To make a TPD claim, you will generally need to provide evidence that proves that you meet the criteria set by your insurer. This evidence can include:
- Medical evidence (medical reports, x-rays etc) provided by a doctor or other medical practitioner outlining the type of illness, injury or disability you are experiencing
- An outline of your education and experience
- Any documentation that can show why you can’t perform any other job that may be considered suitable
- Any relevant workers compensation files
If you’re unsure of what evidence you need to gather and how you can go about it, our specialist TPD lawyers can provide you with assistance.
How much will you receive when you make a Total and Permanent Disability claim?
The size of the benefit that you receive from a successful TPD claim will vary depending on several factors. The type of insurance coverage that you have will be one of the greatest influences, with maximum compensation amounts varying depending on the policy you’ve chosen. Some policies may not cover you for some conditions, so it’s important to refer to your insurance policy for further clarification.
Unlike some other forms of insurance, TPD benefits can typically be claimed in addition to Workers Compensation and Centrelink payments.
Could your Total and Permanent Disability claim be disputed?

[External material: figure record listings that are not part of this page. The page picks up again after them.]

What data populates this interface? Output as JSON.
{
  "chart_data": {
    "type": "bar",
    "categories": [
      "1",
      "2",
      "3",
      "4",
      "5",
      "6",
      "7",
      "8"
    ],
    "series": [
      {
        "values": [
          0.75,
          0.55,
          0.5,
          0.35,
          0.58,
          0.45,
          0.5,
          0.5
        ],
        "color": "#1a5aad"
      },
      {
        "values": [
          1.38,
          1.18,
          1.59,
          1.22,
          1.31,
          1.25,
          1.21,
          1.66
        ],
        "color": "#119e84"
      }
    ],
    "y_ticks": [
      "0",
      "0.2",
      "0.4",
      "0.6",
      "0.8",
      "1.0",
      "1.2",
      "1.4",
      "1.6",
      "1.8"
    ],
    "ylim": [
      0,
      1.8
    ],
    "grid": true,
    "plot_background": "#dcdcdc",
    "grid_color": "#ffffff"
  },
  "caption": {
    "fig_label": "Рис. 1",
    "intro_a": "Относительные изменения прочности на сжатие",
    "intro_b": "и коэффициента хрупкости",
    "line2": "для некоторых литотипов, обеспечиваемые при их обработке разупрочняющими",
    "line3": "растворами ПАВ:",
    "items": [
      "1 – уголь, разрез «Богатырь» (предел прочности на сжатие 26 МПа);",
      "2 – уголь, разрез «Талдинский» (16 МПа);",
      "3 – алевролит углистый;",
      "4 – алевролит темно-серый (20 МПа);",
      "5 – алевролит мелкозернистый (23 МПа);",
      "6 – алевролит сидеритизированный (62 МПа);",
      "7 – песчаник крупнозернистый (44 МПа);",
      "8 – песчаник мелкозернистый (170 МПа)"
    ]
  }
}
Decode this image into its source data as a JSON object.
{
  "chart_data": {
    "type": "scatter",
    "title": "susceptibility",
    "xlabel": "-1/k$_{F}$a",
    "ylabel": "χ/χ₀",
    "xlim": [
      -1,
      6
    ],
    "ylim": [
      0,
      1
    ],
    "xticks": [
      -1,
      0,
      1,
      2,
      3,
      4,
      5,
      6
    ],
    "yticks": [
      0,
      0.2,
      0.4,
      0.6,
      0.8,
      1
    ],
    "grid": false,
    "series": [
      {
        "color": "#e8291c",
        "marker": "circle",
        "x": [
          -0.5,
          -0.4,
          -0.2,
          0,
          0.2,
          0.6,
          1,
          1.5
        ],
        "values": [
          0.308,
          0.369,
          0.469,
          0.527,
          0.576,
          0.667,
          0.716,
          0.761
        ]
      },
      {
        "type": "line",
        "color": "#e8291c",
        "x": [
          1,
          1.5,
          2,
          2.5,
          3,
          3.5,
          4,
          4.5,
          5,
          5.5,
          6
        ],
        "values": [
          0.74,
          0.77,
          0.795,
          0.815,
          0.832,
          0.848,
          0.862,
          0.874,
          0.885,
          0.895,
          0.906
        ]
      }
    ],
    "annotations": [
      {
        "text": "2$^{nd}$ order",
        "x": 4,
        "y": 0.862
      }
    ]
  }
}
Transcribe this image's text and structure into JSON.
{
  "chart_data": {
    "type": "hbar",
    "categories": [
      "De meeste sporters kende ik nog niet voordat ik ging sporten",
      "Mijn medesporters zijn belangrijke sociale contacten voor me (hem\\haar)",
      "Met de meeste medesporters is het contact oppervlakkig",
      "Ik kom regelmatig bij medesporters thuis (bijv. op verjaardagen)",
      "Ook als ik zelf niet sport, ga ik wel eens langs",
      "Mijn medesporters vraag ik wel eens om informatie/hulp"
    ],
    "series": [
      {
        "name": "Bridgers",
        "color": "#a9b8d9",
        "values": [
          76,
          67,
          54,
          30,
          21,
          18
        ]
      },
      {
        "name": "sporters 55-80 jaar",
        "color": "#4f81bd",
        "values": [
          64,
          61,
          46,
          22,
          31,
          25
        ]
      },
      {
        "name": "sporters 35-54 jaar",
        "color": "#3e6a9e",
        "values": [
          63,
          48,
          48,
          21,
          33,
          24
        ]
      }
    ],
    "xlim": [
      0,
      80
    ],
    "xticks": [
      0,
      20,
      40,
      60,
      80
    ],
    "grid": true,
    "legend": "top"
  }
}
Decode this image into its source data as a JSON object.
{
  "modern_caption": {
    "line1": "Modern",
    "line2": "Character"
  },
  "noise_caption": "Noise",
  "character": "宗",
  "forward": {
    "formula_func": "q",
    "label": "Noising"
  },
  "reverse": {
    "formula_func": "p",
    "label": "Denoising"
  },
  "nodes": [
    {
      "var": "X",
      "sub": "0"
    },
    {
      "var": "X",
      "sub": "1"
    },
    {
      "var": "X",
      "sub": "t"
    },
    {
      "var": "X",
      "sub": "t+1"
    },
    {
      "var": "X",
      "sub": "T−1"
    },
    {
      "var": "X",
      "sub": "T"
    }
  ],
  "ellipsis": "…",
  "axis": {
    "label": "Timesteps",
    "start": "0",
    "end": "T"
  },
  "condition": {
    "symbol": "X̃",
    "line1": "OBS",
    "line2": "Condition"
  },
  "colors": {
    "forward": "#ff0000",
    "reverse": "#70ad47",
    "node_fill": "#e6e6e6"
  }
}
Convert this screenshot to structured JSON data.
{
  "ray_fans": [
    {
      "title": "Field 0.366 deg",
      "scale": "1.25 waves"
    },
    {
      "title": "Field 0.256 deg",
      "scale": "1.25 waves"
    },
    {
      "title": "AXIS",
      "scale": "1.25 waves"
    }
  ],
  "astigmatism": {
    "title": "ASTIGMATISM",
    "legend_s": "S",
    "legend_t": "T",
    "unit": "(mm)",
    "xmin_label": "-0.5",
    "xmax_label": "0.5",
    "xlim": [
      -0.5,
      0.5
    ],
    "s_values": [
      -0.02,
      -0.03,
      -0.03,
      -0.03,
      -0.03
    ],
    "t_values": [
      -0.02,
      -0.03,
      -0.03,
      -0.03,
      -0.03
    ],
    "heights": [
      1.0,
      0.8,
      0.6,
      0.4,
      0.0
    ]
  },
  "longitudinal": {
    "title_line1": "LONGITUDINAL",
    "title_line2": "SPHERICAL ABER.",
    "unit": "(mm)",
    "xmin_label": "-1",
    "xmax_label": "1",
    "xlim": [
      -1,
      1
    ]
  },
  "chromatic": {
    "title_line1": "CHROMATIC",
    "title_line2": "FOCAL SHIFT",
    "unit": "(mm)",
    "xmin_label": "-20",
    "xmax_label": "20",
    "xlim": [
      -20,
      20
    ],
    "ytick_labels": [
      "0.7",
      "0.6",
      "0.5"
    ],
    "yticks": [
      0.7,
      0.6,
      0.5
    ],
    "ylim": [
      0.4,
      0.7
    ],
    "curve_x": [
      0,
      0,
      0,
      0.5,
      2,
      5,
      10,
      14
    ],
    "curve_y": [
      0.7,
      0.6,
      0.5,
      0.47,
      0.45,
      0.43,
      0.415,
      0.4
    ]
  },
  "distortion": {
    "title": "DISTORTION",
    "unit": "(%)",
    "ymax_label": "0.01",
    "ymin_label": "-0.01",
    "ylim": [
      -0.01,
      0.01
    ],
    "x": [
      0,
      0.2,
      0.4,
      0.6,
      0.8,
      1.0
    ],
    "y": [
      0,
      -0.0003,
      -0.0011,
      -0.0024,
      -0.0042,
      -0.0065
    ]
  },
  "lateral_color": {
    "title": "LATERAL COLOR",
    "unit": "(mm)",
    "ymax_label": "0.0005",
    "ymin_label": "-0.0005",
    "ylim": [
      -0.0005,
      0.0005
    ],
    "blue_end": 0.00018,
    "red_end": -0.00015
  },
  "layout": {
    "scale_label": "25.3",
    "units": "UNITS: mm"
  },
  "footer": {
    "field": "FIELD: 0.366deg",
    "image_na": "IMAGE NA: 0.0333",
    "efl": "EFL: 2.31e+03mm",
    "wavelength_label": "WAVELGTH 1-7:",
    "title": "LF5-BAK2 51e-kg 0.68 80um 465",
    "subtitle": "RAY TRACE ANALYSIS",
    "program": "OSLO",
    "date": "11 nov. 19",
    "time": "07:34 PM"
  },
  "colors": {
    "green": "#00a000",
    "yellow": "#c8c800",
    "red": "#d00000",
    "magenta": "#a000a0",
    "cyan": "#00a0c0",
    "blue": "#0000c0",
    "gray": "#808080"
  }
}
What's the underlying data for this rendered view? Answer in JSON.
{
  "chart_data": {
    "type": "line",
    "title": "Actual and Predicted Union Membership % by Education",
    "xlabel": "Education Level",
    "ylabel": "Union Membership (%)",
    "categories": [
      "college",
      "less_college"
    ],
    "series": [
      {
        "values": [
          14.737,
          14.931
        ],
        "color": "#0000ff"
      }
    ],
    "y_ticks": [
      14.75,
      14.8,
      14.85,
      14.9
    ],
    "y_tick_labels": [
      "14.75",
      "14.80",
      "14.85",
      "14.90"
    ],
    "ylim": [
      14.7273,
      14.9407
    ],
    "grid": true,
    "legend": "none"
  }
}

In some cases, your Total and Permanent Disability insurance claim may be disputed. This means your insurance company might not pay your claim. There are a few reasons why this might happen:
- There is no standard definition of Total and Permanent Disability. This means your insurance company has every right to disagree with the idea that you might not be totally and permanently disabled.
- If there are any ongoing requirements. Some payouts only happen if the victim follows ongoing specialist advice or a rehabilitation program.
- Some policies enforce a waiting period before a payment is made, which means you won’t be able to access your claim benefit immediately.
- Total and Permanent Disability doesn’t cover everything. So if you have a prior condition, it could make you ineligible for this payout.
How can What’s My Claim Worth help?
What’s My Claim Worth legal partners in NSW work on a No Win, No Fee basis meaning that you only pay legal fees if your case is successful and you receive your claim.
If you do win, there are, of course, costs involved. What those will be, does depend on the costs of the TPD claim lawyer you work with and their solicitor’s fees and disbursements. This is an important conversation to have when you begin discussing your case.
Why choose What’s My Claim Worth?
What’s My Claim Worth not only allows you to calculate the value of your TPD claim in NSW with our claim calculator, but we also work to connect you with our network of specialist TPD lawyers who can work with you to get you the best outcome — No Win, No Fee (excluding defendant costs if the claim is litigated). Contact us to discuss your options.
Frequently asked questions
Can you work after a TPD payout?
In some circumstances, whether it’s the result of a new rehabilitation technique or a more effective medication, you may eventually be able to return to work after receiving a TPD payout. In most cases, you won’t need to repay your TPD payout if this were to happen. If you were to submit a fraudulent claim and then return to work, your insurance provider may seek repayment.
How long should a TPD claim take?
TPD claims are typically processed and approved within six months of a claim being submitted. The timeframe of a TPD claim may vary depending on your insurer and any factors that may extend the approval process.
Does a TPD claim affect Centrelink?
In most cases, a TPD claim won’t affect Centrelink payments. As a TPD payout is considered to be a form of income, it should, however, be reported to Centrelink. It’s always best to consult the Centrelink website and the organisation’s customer service staff for the latest information and procedures.